Lily is a ghoul (with the moistest) living with her father the Count, who wants her to settle down with a wealthy Nosferatu. Instead, she falls for Herman Munster, the days-old creation of Dr. Henry Augustus Wolfgang. He was stitched together soon after the death of two brothers. One was a brilliant quantum physicist. The other was a moronic nightclub comic. Guess which one’s brain Wolfgang’s assistant Floop was supposed to steal and which he plundered instead.

The Count thinks Herman is an idiot, but it is love at first sight for Lily. Unfortunately, the Count is not wrong about Munster, which makes him easy prey for Lily’s scammer brother Lester, a compulsive gambling werewolf deeply indebted to fortune-teller-real estate developer Zoya Krupp (yes, we still love Maria Ouspenskaya as Maleva in
The Wolf Man, but the Roma stereotypes are getting a bit outdated).

Unlike every other film Rob Zombie ever made,
The Munsters is sweet and gentle. You won’t hear anyone leveling charges of toxic fandom to defend the film, because it respects what made the original so enduring—a loving nuclear family, who just happen to look like vintage Universal monsters. To that end, there are a number of warmly pleasing sequences, like Herman and Lily’s duet on “I’ve Got You Babe” and Herman’s introduction to Lily’s uncle, the Creature from the Black Lagoon.

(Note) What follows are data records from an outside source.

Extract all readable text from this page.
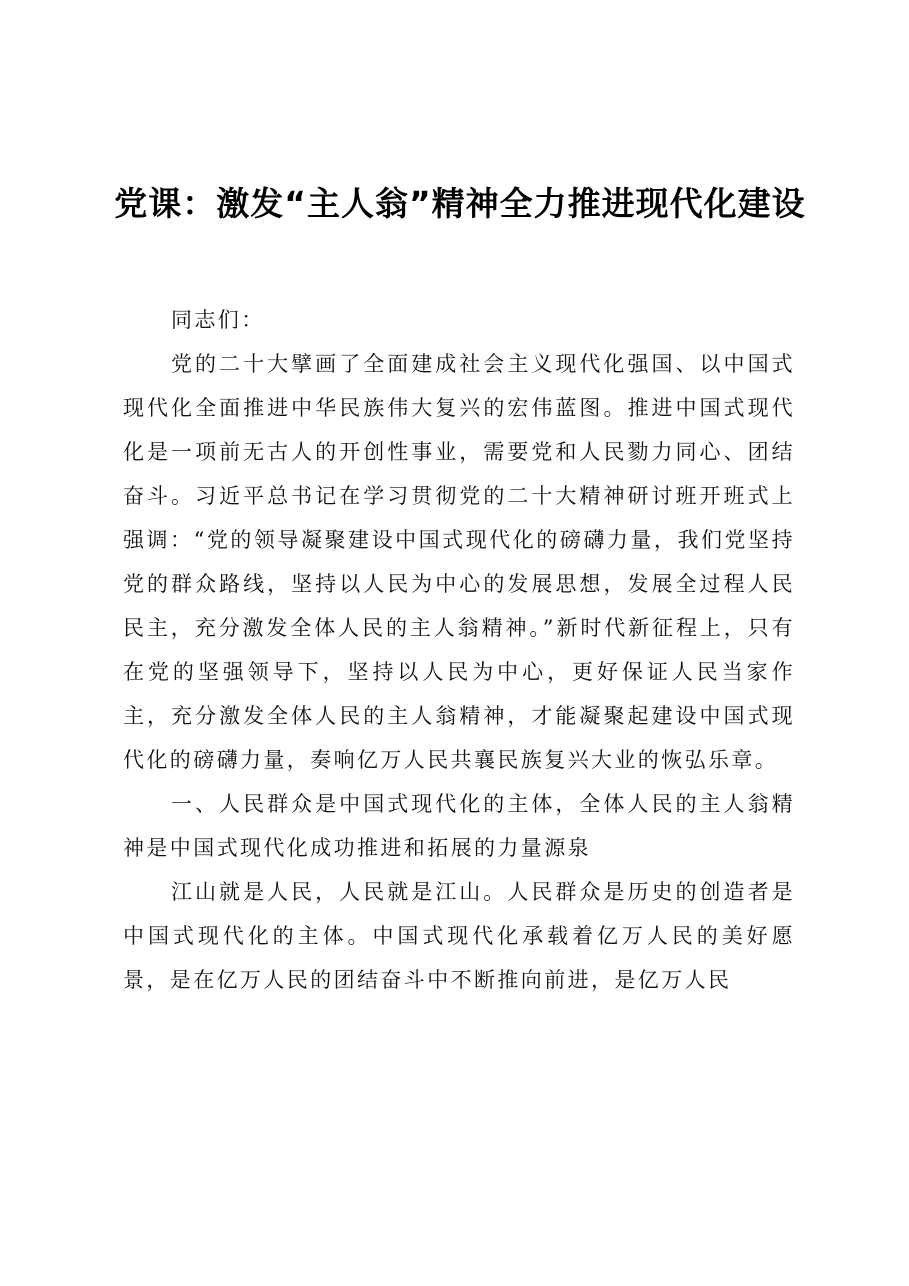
党课：激发“主人翁”精神全力推进现代化建设

同志们：

党的二十大擘画了全面建成社会主义现代化强国、以中国式现代化全面推进中华民族伟大复兴的宏伟蓝图。推进中国式现代化是一项前无古人的开创性事业，需要党和人民勠力同心、团结奋斗。习近平总书记在学习贯彻党的二十大精神研讨班开班式上强调：“党的领导凝聚建设中国式现代化的磅礴力量，我们党坚持党的群众路线，坚持以人民为中心的发展思想，发展全过程人民民主，充分激发全体人民的主人翁精神。”新时代新征程上，只有在党的坚强领导下，坚持以人民为中心，更好保证人民当家作主，充分激发全体人民的主人翁精神，才能凝聚起建设中国式现代化的磅礴力量，奏响亿万人民共襄民族复兴大业的恢弘乐章。

一、人民群众是中国式现代化的主体，全体人民的主人翁精神是中国式现代化成功推进和拓展的力量源泉

江山就是人民，人民就是江山。人民群众是历史的创造者是中国式现代化的主体。中国式现代化承载着亿万人民的美好愿景，是在亿万人民的团结奋斗中不断推向前进，是亿万人民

The problem with Zombie’s script is that it is a totally unnecessary origin story. We completely get who the Munsters are. There is no need wasting time explaining. Just cut to the riffing on classic monster tropes. Frankly, there is not a lot of genuine conflict to drive the narrative, such as it is. We do not even get to meet Eddie or Marilyn Munster yet, but the original cast-members Butch Patrick and Pat Priest who portrayed them have voice-over cameos (as Tin Can Man and an airline announcer) that viewers should be forewarned of, because otherwise they aren’t likely to register.

By far, Sheri Moon Zombie is the cast-member most in the proper Munster-spirit playing Lily, which is a pleasant surprise. Jeff Daniel Phillips is sufficiently big and dopey as Herman, but he is maybe a little too shticky. Daniel Roebuck just doesn’t look right as the Count, but Sylvester McCoy hits the right level of goofiness as his manservant Igor.

For the most part, the look of
The Munsters is as colorfully baroque as Tim Burton’s Dark Shadows, but Zombie shrewdly includes some cool black-and-white animated and “retro” segments to appeal to original fans. He did not totally screw-up The Munsters, but, ironically, he may have over-compensated, not giving them us a villain worthy of being their antagonist. Recommended mostly as background Halloween streaming, The Munsters hits Netflix and DVD today (9/27).